The Treasury has additionally stated that as a consequence of exemptions for smaller companies, greater than half of employers will both see a lower or no change of their Nationwide Insurance coverage payments.

However the adjustments have provoked criticism from companies, and in November final 12 months M&S was one of many signatories to a letter despatched by main retailers to the chancellor asking her to rethink among the measures.

Final 12 months, M&S reported a bounce in annual income to £672m for the 12 months to March. In his article, Mr Machin stated that M&S was “rising, however others usually are not and there’s no doubt that there will probably be fewer jobs, fewer outlets and slower wage development throughout the sector as a complete”.

In addition to adjustments to employment rights and the rise in employers’ NICs, Mr Machin additionally criticised a brand new packaging levy that’s due in October.

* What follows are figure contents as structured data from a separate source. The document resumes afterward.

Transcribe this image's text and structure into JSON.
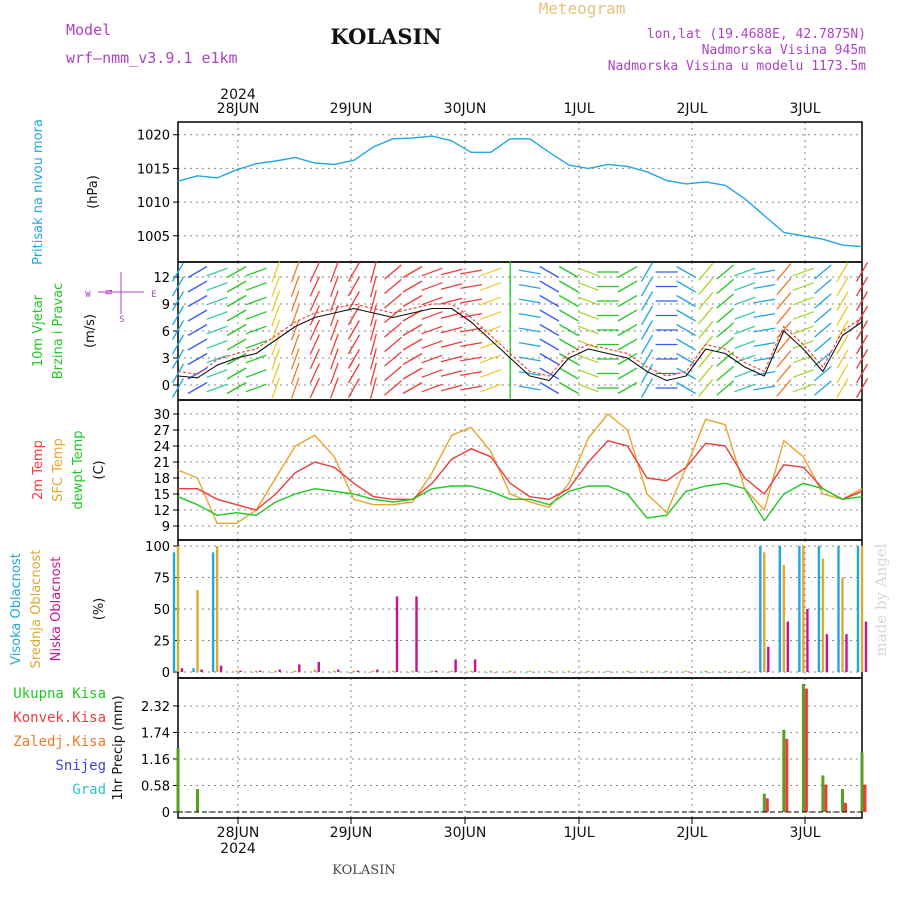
{
  "header": {
    "model_label": "Model",
    "model_name": "wrf—nmm_v3.9.1  e1km",
    "title": "KOLASIN",
    "meteogram": "Meteogram",
    "lonlat": "lon,lat (19.4688E, 42.7875N)",
    "elev": "Nadmorska Visina 945m",
    "elev_model": "Nadmorska Visina u modelu 1173.5m",
    "year_top": "2024",
    "year_bottom": "2024",
    "footer": "KOLASIN",
    "credit": "made by Angel"
  },
  "colors": {
    "pressure": "#22a7e0",
    "temp2m": "#ee3b3b",
    "sfc": "#e8a52e",
    "dewpt": "#22c822",
    "high_cloud": "#22a7e0",
    "mid_cloud": "#dcaa2e",
    "low_cloud": "#c8148c",
    "precip_total": "#5a9e1e",
    "precip_conv": "#ee3b3b",
    "magenta_text": "#b040c8"
  },
  "panel_labels": {
    "pressure": {
      "lines": [
        "Pritisak na nivou mora"
      ],
      "unit": "(hPa)"
    },
    "wind": {
      "lines": [
        "10m Vjetar",
        "Brzina i Pravac"
      ],
      "unit": "(m/s)",
      "compass_n": "N",
      "compass_w": "W",
      "compass_e": "E",
      "compass_s": "S"
    },
    "temp": {
      "lines": [
        "2m Temp",
        "SFC Temp",
        "dewpt Temp"
      ],
      "unit": "(C)"
    },
    "cloud": {
      "lines": [
        "Visoka Oblacnost",
        "Srednja Oblacnost",
        "Niska Oblacnost"
      ],
      "unit": "(%)"
    },
    "precip": {
      "legend": [
        "Ukupna Kisa",
        "Konvek.Kisa",
        "Zaledj.Kisa",
        "Snijeg",
        "Grad"
      ],
      "legend_colors": [
        "#22c822",
        "#ee3b3b",
        "#f07828",
        "#4040e0",
        "#2cc8c8"
      ],
      "unit": "1hr Precip (mm)"
    }
  },
  "chart_data": [
    {
      "type": "line",
      "title": "Pritisak na nivou mora",
      "ylabel": "(hPa)",
      "ylim": [
        1002,
        1021
      ],
      "yticks": [
        1005,
        1010,
        1015,
        1020
      ],
      "x_dates": [
        "28JUN",
        "29JUN",
        "30JUN",
        "1JUL",
        "2JUL",
        "3JUL"
      ],
      "x_hours": [
        0,
        4,
        8,
        12,
        16,
        20,
        24,
        28,
        32,
        36,
        40,
        44,
        48,
        52,
        56,
        60,
        64,
        68,
        72,
        76,
        80,
        84,
        88,
        92,
        96,
        100,
        104,
        108,
        112,
        116,
        120,
        124,
        128,
        132,
        136,
        140
      ],
      "series": [
        {
          "values": [
            1013.1,
            1013.9,
            1013.6,
            1014.8,
            1015.7,
            1016.1,
            1016.6,
            1015.8,
            1015.6,
            1016.2,
            1018.2,
            1019.4,
            1019.5,
            1019.8,
            1019.1,
            1017.4,
            1017.4,
            1019.4,
            1019.4,
            1017.4,
            1015.5,
            1015.0,
            1015.6,
            1015.3,
            1014.5,
            1013.2,
            1012.7,
            1013.0,
            1012.5,
            1010.5,
            1008.0,
            1005.5,
            1005.0,
            1004.5,
            1003.6,
            1003.4
          ]
        }
      ]
    },
    {
      "type": "line",
      "title": "10m Vjetar Brzina i Pravac",
      "ylabel": "(m/s)",
      "ylim": [
        -1,
        13
      ],
      "yticks": [
        0,
        3,
        6,
        9,
        12
      ],
      "x_hours": [
        0,
        4,
        8,
        12,
        16,
        20,
        24,
        28,
        32,
        36,
        40,
        44,
        48,
        52,
        56,
        60,
        64,
        68,
        72,
        76,
        80,
        84,
        88,
        92,
        96,
        100,
        104,
        108,
        112,
        116,
        120,
        124,
        128,
        132,
        136,
        140
      ],
      "series": [
        {
          "values": [
            1.0,
            0.8,
            2.2,
            3.0,
            3.5,
            5.0,
            6.5,
            7.5,
            8.0,
            8.5,
            8.0,
            7.5,
            8.0,
            8.5,
            8.5,
            7.0,
            5.0,
            3.0,
            1.0,
            0.5,
            3.0,
            4.0,
            3.5,
            3.0,
            1.5,
            0.5,
            1.0,
            4.0,
            3.5,
            2.0,
            1.0,
            6.0,
            4.0,
            1.5,
            5.5,
            7.0
          ]
        },
        {
          "values": [
            1.5,
            1.2,
            2.8,
            3.5,
            4.0,
            5.5,
            7.0,
            8.0,
            8.5,
            9.0,
            8.5,
            8.0,
            8.5,
            9.0,
            9.0,
            7.5,
            5.5,
            3.5,
            1.5,
            1.0,
            3.5,
            4.5,
            4.0,
            3.5,
            2.0,
            1.0,
            1.5,
            4.5,
            4.0,
            2.5,
            1.5,
            6.5,
            4.5,
            2.0,
            6.0,
            7.5
          ]
        }
      ],
      "directions_deg": [
        210,
        240,
        250,
        240,
        250,
        200,
        200,
        205,
        200,
        210,
        195,
        230,
        240,
        250,
        255,
        260,
        250,
        180,
        280,
        300,
        300,
        290,
        270,
        240,
        210,
        270,
        300,
        220,
        230,
        250,
        260,
        220,
        250,
        230,
        210,
        210
      ]
    },
    {
      "type": "line",
      "title": "2m Temp / SFC Temp / dewpt Temp",
      "ylabel": "(C)",
      "ylim": [
        7.5,
        31.5
      ],
      "yticks": [
        9,
        12,
        15,
        18,
        21,
        24,
        27,
        30
      ],
      "x_hours": [
        0,
        4,
        8,
        12,
        16,
        20,
        24,
        28,
        32,
        36,
        40,
        44,
        48,
        52,
        56,
        60,
        64,
        68,
        72,
        76,
        80,
        84,
        88,
        92,
        96,
        100,
        104,
        108,
        112,
        116,
        120,
        124,
        128,
        132,
        136,
        140
      ],
      "series": [
        {
          "name": "2m Temp",
          "values": [
            16.0,
            16.0,
            14.0,
            13.0,
            12.0,
            15.0,
            19.0,
            21.0,
            20.0,
            17.0,
            14.5,
            14.0,
            14.0,
            17.0,
            21.5,
            23.5,
            22.0,
            17.0,
            14.5,
            14.0,
            16.0,
            21.0,
            25.0,
            24.0,
            18.0,
            17.5,
            20.0,
            24.5,
            24.0,
            18.0,
            15.0,
            20.5,
            20.0,
            16.0,
            14.0,
            15.5
          ]
        },
        {
          "name": "SFC Temp",
          "values": [
            19.5,
            18.0,
            9.5,
            9.5,
            12.0,
            18.0,
            24.0,
            26.0,
            22.0,
            14.0,
            13.0,
            13.0,
            13.5,
            19.0,
            26.0,
            27.5,
            23.0,
            15.0,
            13.5,
            12.5,
            17.0,
            25.5,
            30.0,
            27.0,
            15.0,
            11.5,
            20.0,
            29.0,
            28.0,
            16.0,
            12.0,
            25.0,
            22.0,
            15.0,
            14.0,
            16.0
          ]
        },
        {
          "name": "dewpt Temp",
          "values": [
            14.5,
            13.0,
            11.0,
            11.5,
            11.0,
            13.5,
            15.0,
            16.0,
            15.5,
            15.0,
            14.0,
            13.5,
            14.0,
            16.0,
            16.5,
            16.5,
            15.5,
            14.0,
            14.0,
            13.0,
            15.5,
            16.5,
            16.5,
            15.0,
            10.5,
            11.0,
            15.5,
            16.5,
            17.0,
            16.0,
            10.0,
            15.0,
            17.0,
            16.0,
            14.0,
            14.5
          ]
        }
      ]
    },
    {
      "type": "bar",
      "title": "Visoka / Srednja / Niska Oblacnost",
      "ylabel": "(%)",
      "ylim": [
        0,
        100
      ],
      "yticks": [
        0,
        25,
        50,
        75,
        100
      ],
      "x_hours": [
        0,
        4,
        8,
        12,
        16,
        20,
        24,
        28,
        32,
        36,
        40,
        44,
        48,
        52,
        56,
        60,
        64,
        68,
        72,
        76,
        80,
        84,
        88,
        92,
        96,
        100,
        104,
        108,
        112,
        116,
        120,
        124,
        128,
        132,
        136,
        140
      ],
      "series": [
        {
          "name": "Visoka Oblacnost",
          "values": [
            95,
            3,
            95,
            0,
            0,
            0,
            0,
            0,
            0,
            0,
            0,
            0,
            0,
            0,
            0,
            0,
            0,
            0,
            0,
            0,
            0,
            0,
            0,
            0,
            0,
            0,
            0,
            0,
            0,
            0,
            100,
            100,
            100,
            100,
            100,
            100
          ]
        },
        {
          "name": "Srednja Oblacnost",
          "values": [
            100,
            65,
            100,
            1,
            1,
            1,
            1,
            2,
            1,
            1,
            1,
            1,
            1,
            1,
            1,
            1,
            1,
            1,
            1,
            1,
            1,
            1,
            1,
            1,
            1,
            1,
            1,
            1,
            1,
            1,
            95,
            85,
            100,
            90,
            75,
            100
          ]
        },
        {
          "name": "Niska Oblacnost",
          "values": [
            3,
            2,
            5,
            1,
            1,
            2,
            6,
            8,
            2,
            1,
            2,
            60,
            60,
            1,
            10,
            10,
            0,
            0,
            0,
            0,
            0,
            0,
            0,
            0,
            0,
            0,
            0,
            0,
            0,
            0,
            20,
            40,
            50,
            30,
            30,
            40
          ]
        }
      ]
    },
    {
      "type": "bar",
      "title": "1hr Precip (mm)",
      "ylabel": "1hr Precip (mm)",
      "ylim": [
        0,
        2.8
      ],
      "yticks": [
        0,
        0.58,
        1.16,
        1.74,
        2.32
      ],
      "x_hours": [
        0,
        4,
        8,
        12,
        16,
        20,
        24,
        28,
        32,
        36,
        40,
        44,
        48,
        52,
        56,
        60,
        64,
        68,
        72,
        76,
        80,
        84,
        88,
        92,
        96,
        100,
        104,
        108,
        112,
        116,
        120,
        124,
        128,
        132,
        136,
        140
      ],
      "series": [
        {
          "name": "Ukupna Kisa",
          "values": [
            1.4,
            0.5,
            0,
            0,
            0,
            0,
            0,
            0,
            0,
            0,
            0,
            0,
            0,
            0,
            0,
            0,
            0,
            0,
            0,
            0,
            0,
            0,
            0,
            0,
            0,
            0,
            0,
            0,
            0,
            0,
            0.4,
            1.8,
            2.8,
            0.8,
            0.5,
            1.3
          ]
        },
        {
          "name": "Konvek.Kisa",
          "values": [
            0,
            0,
            0,
            0,
            0,
            0,
            0,
            0,
            0,
            0,
            0,
            0,
            0,
            0,
            0,
            0,
            0,
            0,
            0,
            0,
            0,
            0,
            0,
            0,
            0,
            0,
            0,
            0,
            0,
            0,
            0.3,
            1.6,
            2.7,
            0.6,
            0.2,
            0.6
          ]
        }
      ]
    }
  ]
}
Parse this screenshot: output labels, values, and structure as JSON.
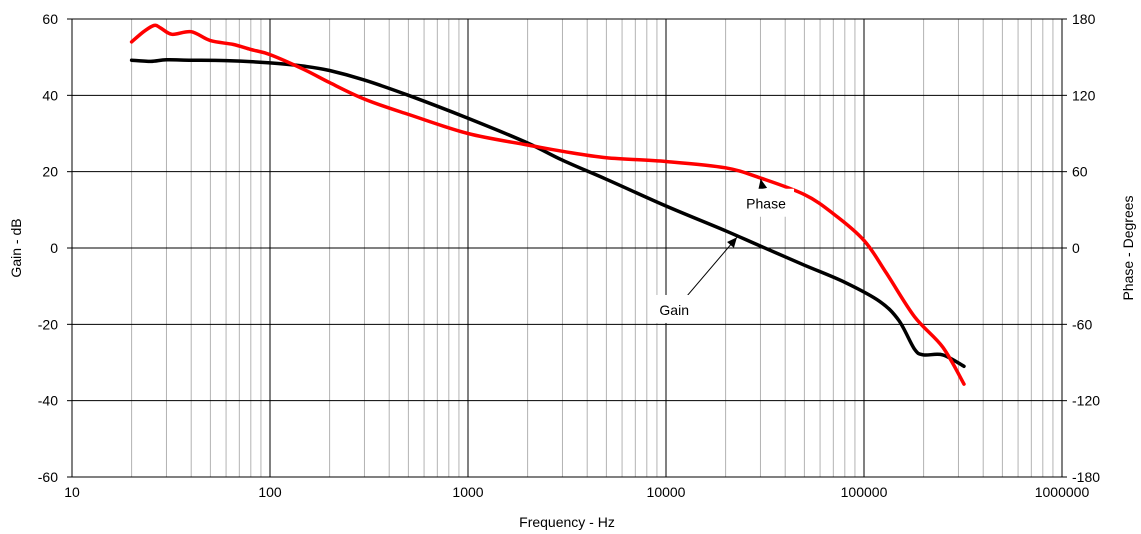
{
  "chart_data": {
    "type": "line",
    "title": "",
    "xlabel": "Frequency - Hz",
    "ylabel": "Gain - dB",
    "y2label": "Phase - Degrees",
    "xscale": "log",
    "xlim": [
      10,
      1000000
    ],
    "ylim": [
      -60,
      60
    ],
    "y2lim": [
      -180,
      180
    ],
    "grid": true,
    "legend": "none",
    "x_ticks": [
      "10",
      "100",
      "1000",
      "10000",
      "100000",
      "1000000"
    ],
    "y_ticks": [
      "60",
      "40",
      "20",
      "0",
      "-20",
      "-40",
      "-60"
    ],
    "y2_ticks": [
      "180",
      "120",
      "60",
      "0",
      "-60",
      "-120",
      "-180"
    ],
    "colors": {
      "gain": "#000000",
      "phase": "#ff0000"
    },
    "series": [
      {
        "name": "Gain",
        "axis": "left",
        "x": [
          20,
          25,
          30,
          40,
          60,
          100,
          150,
          200,
          300,
          500,
          1000,
          2000,
          3000,
          5000,
          10000,
          20000,
          30000,
          50000,
          80000,
          120000,
          150000,
          180000,
          200000,
          250000,
          320000
        ],
        "y": [
          49.2,
          48.9,
          49.3,
          49.2,
          49.1,
          48.5,
          47.6,
          46.5,
          44,
          40,
          34,
          27.5,
          23,
          18,
          11,
          4.5,
          0.5,
          -4.5,
          -9,
          -14,
          -19,
          -26.5,
          -28,
          -28,
          -31
        ]
      },
      {
        "name": "Phase",
        "axis": "right",
        "x": [
          20,
          23,
          26,
          28,
          32,
          40,
          50,
          65,
          80,
          100,
          150,
          200,
          300,
          500,
          1000,
          2000,
          3000,
          5000,
          10000,
          20000,
          30000,
          50000,
          70000,
          100000,
          130000,
          180000,
          250000,
          320000
        ],
        "y": [
          162,
          170,
          175,
          173,
          168,
          170,
          163,
          160,
          156,
          152,
          140,
          130,
          117,
          105,
          90,
          81,
          76,
          71,
          68,
          63,
          55,
          42,
          27,
          6,
          -20,
          -54,
          -78,
          -107
        ]
      }
    ],
    "annotations": [
      {
        "text": "Phase",
        "target": {
          "series": "Phase",
          "x": 30000,
          "y": 55
        },
        "at": {
          "x": 32000,
          "y": 34
        }
      },
      {
        "text": "Gain",
        "target": {
          "series": "Gain",
          "x": 23000,
          "y": 3
        },
        "at": {
          "x": 11000,
          "y": -16.5
        }
      }
    ]
  }
}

The prolonged producer accountability (EPR) measure is designed to make producers pay the complete web prices of managing and recycling packaging waste, and so goals to scale back unsustainable packaging.

In its letter to the chancellor in November, the British Retail Consortium estimated the measure would value the sector £2bn.

Mr Machin stated EPR would “give retailers a tax invoice 20 occasions the present quantity with £2bn going straight to the Treasury as normal taxation and no enchancment to recycling”.

“Retail is being raided like a piggy financial institution and it is unacceptable.”

He referred to as for the federal government to part within the timing of the NICs enhance over two years – echoing a name by Subsequent boss Lord Wolfson – to offer retailers “respiration house”.

Mr Machin additionally stated the EPR charges ought to be delayed and the federal government ought to rethink its strategy to enterprise charges.

A Treasury spokesperson stated: “We delivered a once-in-a-Parliament finances to wipe the slate clear and ship the soundness companies want, laying the foundations for financial development.

“Along with capping company tax at some point of parliament, we’re completely reducing enterprise charges for retail, hospitality and leisure on the excessive avenue from 2026”.